Non è il principio maggioritario, ma per certi versi ancora più di esso può consentire ai governi dell'eurozona che hanno firmato di vincere le resistenze alla ratifica, eventualmente insorte nei loro Paesi. Una volta entrato in vigore l'accordo, è infatti evidente che i mercati guarderanno con minor favore gli Stati che ancora non hanno ratificato o che addirittura manifestano l'intenzione di non farlo. Se si tratta di Stati debitori, salirà lo spread sui loro titoli e il loro accesso al fondo salva Stati sarà come minimo postergato. Quanto potranno o vorranno resistere?

Può darsi che non possano resistere molto. Certo si è che, in ragione del Fiscal Compact, noi ci troviamo davanti un'Unione europea divisa non in due, ma addirittura in tre gironi: Stati dell'euro legati dalla nuova integrazione fiscale, Stati dell'euro sia pure temporaneamente sottratti a tale integrazione, Stati non euro che in comune con gli altri hanno i vaghi impegni preesistenti sulla politica economica comune e, soprattutto, la vera sostanza del mercato unico. Ed è qui che arriva la domanda da cui siamo partiti: può sopravvivere un'Europa del genere?

Gli europeisti sinceri pensano che l'Europa sia in salute solo se procede verso una crescente integrazione. Per questo non hanno mai avuto nulla in contrario alle "avanguardie", che osano per prime passi avanti in cui gli altri finiranno per seguirle, mentre hanno sempre diffidato dell'Europa concepita e strutturata sulle due, o ancor peggio, sulle tre velocità. E invece sembra proprio questo ciò che abbiamo davanti.

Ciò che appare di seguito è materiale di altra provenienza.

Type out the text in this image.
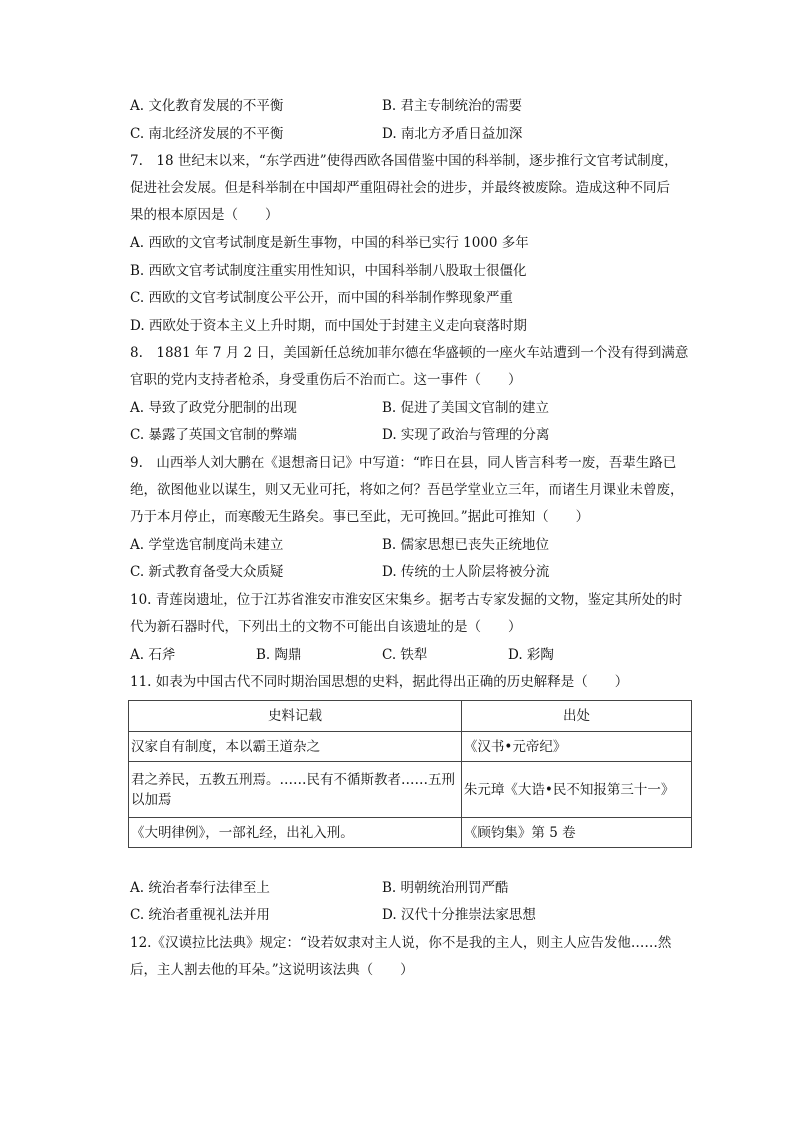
A. 文化教育发展的不平衡	B. 君主专制统治的需要
C. 南北经济发展的不平衡	D. 南北方矛盾日益加深
7.　18 世纪末以来，“东学西进”使得西欧各国借鉴中国的科举制，逐步推行文官考试制度，
促进社会发展。但是科举制在中国却严重阻碍社会的进步，并最终被废除。造成这种不同后
果的根本原因是（　　）
A. 西欧的文官考试制度是新生事物，中国的科举已实行 1000 多年
B. 西欧文官考试制度注重实用性知识，中国科举制八股取士很僵化
C. 西欧的文官考试制度公平公开，而中国的科举制作弊现象严重
D. 西欧处于资本主义上升时期，而中国处于封建主义走向衰落时期
8.　1881 年 7 月 2 日，美国新任总统加菲尔德在华盛顿的一座火车站遭到一个没有得到满意
官职的党内支持者枪杀，身受重伤后不治而亡。这一事件（　　）
A. 导致了政党分肥制的出现	B. 促进了美国文官制的建立
C. 暴露了英国文官制的弊端	D. 实现了政治与管理的分离
9.　山西举人刘大鹏在《退想斋日记》中写道：“昨日在县，同人皆言科考一废，吾辈生路已
绝，欲图他业以谋生，则又无业可托，将如之何？吾邑学堂业立三年，而诸生月课业未曾废，
乃于本月停止，而寒酸无生路矣。事已至此，无可挽回。”据此可推知（　　）
A. 学堂选官制度尚未建立	B. 儒家思想已丧失正统地位
C. 新式教育备受大众质疑	D. 传统的士人阶层将被分流
10. 青莲岗遗址，位于江苏省淮安市淮安区宋集乡。据考古专家发掘的文物，鉴定其所处的时
代为新石器时代，下列出土的文物不可能出自该遗址的是（　　）
A. 石斧	B. 陶鼎	C. 铁犁	D. 彩陶
11. 如表为中国古代不同时期治国思想的史料，据此得出正确的历史解释是（　　）
史料记载	出处
汉家自有制度，本以霸王道杂之	《汉书•元帝纪》
君之养民，五教五刑焉。……民有不循斯教者……五刑以加焉	朱元璋《大诰•民不知报第三十一》
《大明律例》，一部礼经，出礼入刑。	《顾钧集》第 5 卷
A. 统治者奉行法律至上	B. 明朝统治刑罚严酷
C. 统治者重视礼法并用	D. 汉代十分推崇法家思想
12.《汉谟拉比法典》规定：“设若奴隶对主人说，你不是我的主人，则主人应告发他……然
后，主人割去他的耳朵。”这说明该法典（　　）
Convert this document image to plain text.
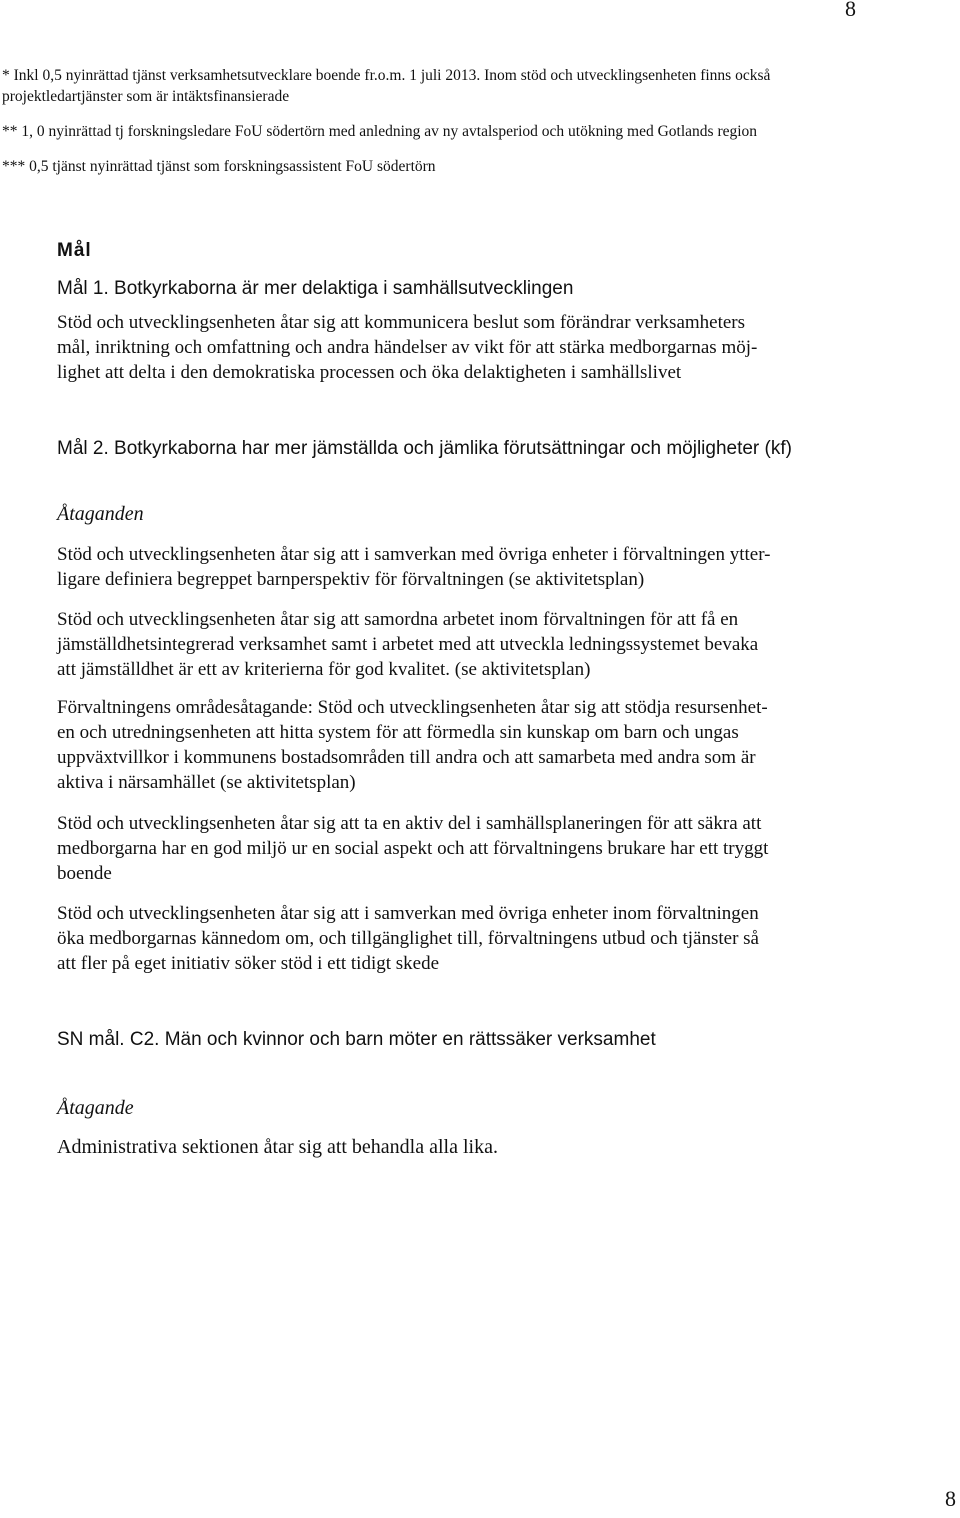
8
* Inkl 0,5 nyinrättad tjänst verksamhetsutvecklare boende fr.o.m. 1 juli 2013. Inom stöd och utvecklingsenheten finns också
projektledartjänster som är intäktsfinansierade
** 1, 0 nyinrättad tj forskningsledare FoU södertörn med anledning av ny avtalsperiod och utökning med Gotlands region
*** 0,5 tjänst nyinrättad tjänst som forskningsassistent FoU södertörn
Mål
Mål 1. Botkyrkaborna är mer delaktiga i samhällsutvecklingen
Stöd och utvecklingsenheten åtar sig att kommunicera beslut som förändrar verksamheters
mål, inriktning och omfattning och andra händelser av vikt för att stärka medborgarnas möj-
lighet att delta i den demokratiska processen och öka delaktigheten i samhällslivet
Mål 2. Botkyrkaborna har mer jämställda och jämlika förutsättningar och möjligheter (kf)
Åtaganden
Stöd och utvecklingsenheten åtar sig att i samverkan med övriga enheter i förvaltningen ytter-
ligare definiera begreppet barnperspektiv för förvaltningen (se aktivitetsplan)
Stöd och utvecklingsenheten åtar sig att samordna arbetet inom förvaltningen för att få en
jämställdhetsintegrerad verksamhet samt i arbetet med att utveckla ledningssystemet bevaka
att jämställdhet är ett av kriterierna för god kvalitet. (se aktivitetsplan)
Förvaltningens områdesåtagande: Stöd och utvecklingsenheten åtar sig att stödja resursenhet-
en och utredningsenheten att hitta system för att förmedla sin kunskap om barn och ungas
uppväxtvillkor i kommunens bostadsområden till andra och att samarbeta med andra som är
aktiva i närsamhället (se aktivitetsplan)
Stöd och utvecklingsenheten åtar sig att ta en aktiv del i samhällsplaneringen för att säkra att
medborgarna har en god miljö ur en social aspekt och att förvaltningens brukare har ett tryggt
boende
Stöd och utvecklingsenheten åtar sig att i samverkan med övriga enheter inom förvaltningen
öka medborgarnas kännedom om, och tillgänglighet till, förvaltningens utbud och tjänster så
att fler på eget initiativ söker stöd i ett tidigt skede
SN mål. C2. Män och kvinnor och barn möter en rättssäker verksamhet
Åtagande
Administrativa sektionen åtar sig att behandla alla lika.
8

Intanto, avere sul bagnasciuga un pezzo di eurozona è sopportabile solo per un brevissimo tempo, perché se dura a lungo, danneggia non solo chi è sul bagnasciuga, ma tutta l'eurozona. Parliamoci chiaro: l'euro è un cordone che lega tutti gli Stati dell'eurozona, abbiano o non abbiano ratificato il Fiscal Compact. In caso di turbolenza che colpisse chi non ha ratificato, gli diamo comunque una mano prima che affoghi o lo lasciamo in balia delle onde? Qual è il pensiero retrostante? C'è voglia di avere ovunque più disciplina fiscale, o c'è speranza di dar vita a un'eurozona più piccola? O ci sono magari entrambe e que serà serà?

C'è poi la divisione che già Joschka Fischer aveva messo a fuoco la scorsa estate, quella fra un'eurozona fiscalmente integrata che copre il centro e il sud dell'Unione e un'area di sola integrazione di mercato, che ha per capofila la Gran Bretagna, affiancata da Svezia e Danimarca. Quanto a lungo potranno convivere, specie se l'integrazione fiscale dovesse portare con sé, come prima o poi si renderà inevitabile, una maggiore integrazione politica? A quel punto la distanza non finirà per essere incolmabile?

C'è chi lo pensa, ma c'è chi pensa invece che la moneta e l'economia non sono l'unico asse attorno a cui si plasmeranno, e si differenzieranno, i rapporti interni all'Unione. Ci sono le politiche dell'immigrazione, che potranno divenire sempre più integrate nella cornice di Schengen, con la Gran Bretagna ancora fuori, ma con la Danimarca e la Svezia dentro. E c'è, in tempi di bilanci sempre più avari, la prospettiva della Difesa comune, che di sicuro includerà la Gran Bretagna, ma non diversi Paesi dell'Eurozona.

Insomma, dividersi in più comunità integrate, a condizione che un pur ristretto gruppo di Paesi partecipi a tutte, può salvare l'Unione europea. È un inquietante, ma anche affascinante futuro che è già cominciato. Contribuiamo a plasmarlo, è anche il nostro futuro.